Bir iş yerinde sordum. İçerde 20 bin liralık mal kalmış. Bu kardeşimizin banka borcu ise 90 bin lira. Vergisini SGK’sını bile ödeyememiş. Kapatacak mısınız diye sordum. “3 aile buradan ekmek yiyor. Dayanabileceğimiz kadar dayanacağız” dedi. Türk milleti darda kalana koşar, kimseyi aç ve açıkta bırakmaz. Bu millet ne varlığa sevinir ne yokluğa yerinir, mayasını alnının teri ile yoğurur. Bizim ticaret erbabımızı ihale muslukları kapanınca veryansın edenlerle bir tutmayınız. “Devletin malı deniz, yemeyen domuz” demez. Siz bu vicdana hiç sahip olmadınız. Bir zamanlar dünyanın her yerine çatır çatır mal satan KOBİ’lerimiz dünya ile rekabet edemez hale geldi."
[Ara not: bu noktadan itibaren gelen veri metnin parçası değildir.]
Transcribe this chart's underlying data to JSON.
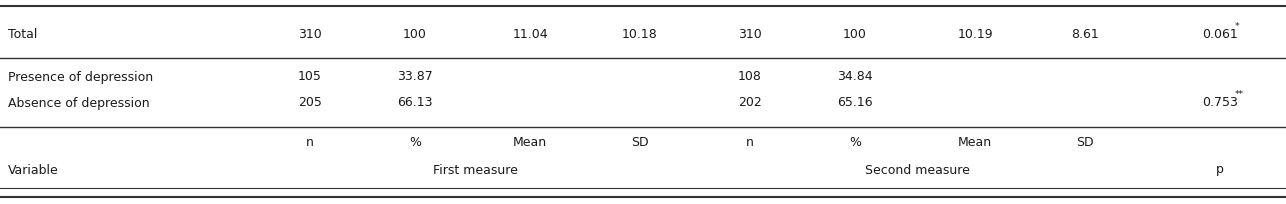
{
  "col_headers_row1_left": "Variable",
  "col_headers_row1_fm": "First measure",
  "col_headers_row1_sm": "Second measure",
  "col_headers_row1_p": "p",
  "col_headers_row2": [
    "n",
    "%",
    "Mean",
    "SD",
    "n",
    "%",
    "Mean",
    "SD"
  ],
  "rows": [
    [
      "Absence of depression",
      "205",
      "66.13",
      "",
      "",
      "202",
      "65.16",
      "",
      "",
      "0.753",
      "**"
    ],
    [
      "Presence of depression",
      "105",
      "33.87",
      "",
      "",
      "108",
      "34.84",
      "",
      "",
      "",
      ""
    ],
    [
      "Total",
      "310",
      "100",
      "11.04",
      "10.18",
      "310",
      "100",
      "10.19",
      "8.61",
      "0.061",
      "*"
    ]
  ],
  "font_family": "DejaVu Sans",
  "font_size": 9.0,
  "text_color": "#1a1a1a",
  "line_color": "#333333",
  "bg_color": "#ffffff",
  "fig_width": 12.86,
  "fig_height": 2.04,
  "dpi": 100
}
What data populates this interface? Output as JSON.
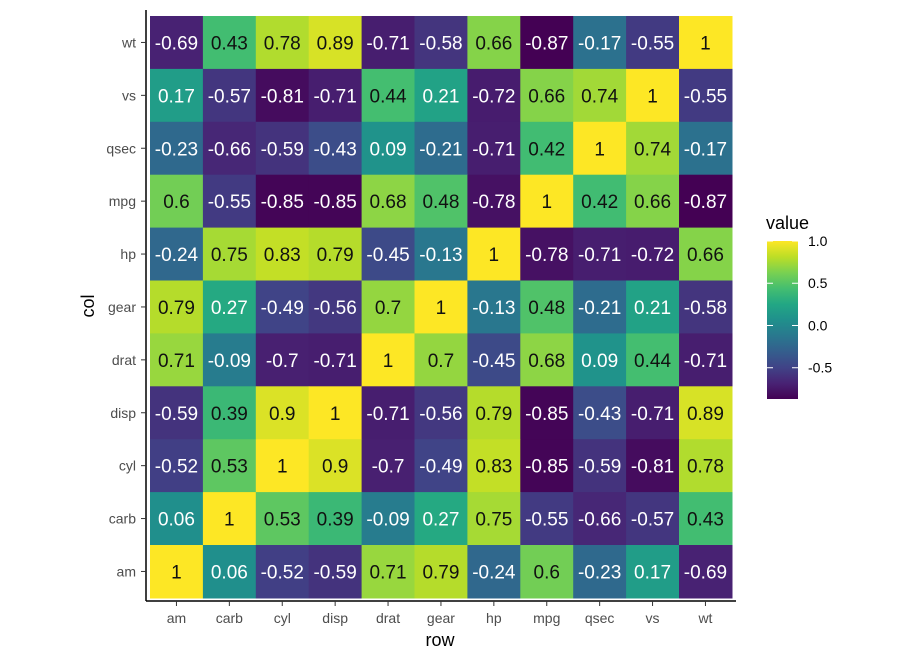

"Sayın Erdoğan, bir zamanlar dağ gibi senin arkanda duran o vicdan, artık sen o yandaş kanallarında konuşurken usulca o kanalları değiştiriyor. Biz bunları söyleyince havuz medyasındakiler siz olsaydınız ne yapardınız diye soruyor. Bizi başkalarıyla karıştırmayın. Biz, eleştirilerimizle birlikte çözüm önerilerimizi de söyleriz. Mesela esnafımızı esnafımızı zorlayan, elektrik faturası, stopajı düşürürdük. Devlet bugünler için vardır. Türkiye’nin bunları yapacak gücü var, yer ki rant çeşmesinin suyu kesilsin. İktidar gereğini şimdi yapmazsa İYİ Parti iktidarı ilk seçimden sonra gereğini yapacak. İYİ Parti iktidarında bezirgan saltanatı bitecek. Zenginlik asıl sahibinin yani milleti olacak. Partili Cumhurbaşkanlığı sisteminin bu millet için artık vereceği bir şeyi yok. Asalakların musluğu kesilecek, millet mutlu olacak. Atatürk, o en karanlık günlerde Başarı, başaracağız diyenindir. Bu yüzden diyorum ki başaracağız. İlçe teşkilatlarımız, medya sizinse meydan bizimdir demiş. Eminim Ramazan Başkanım konuşurken TRT yayını kesmiştir. Burası sizindir, biz vekiliz. Benim sözümü kes ama Ramazan başkanınkini kesme, bu kürsünün sahibi millet. Kadıköy’e, Beişktaş’a, Bursa’daki arkadaşlarımıza selam olsun. Bu kutlu yolda yolunuz açık olsun."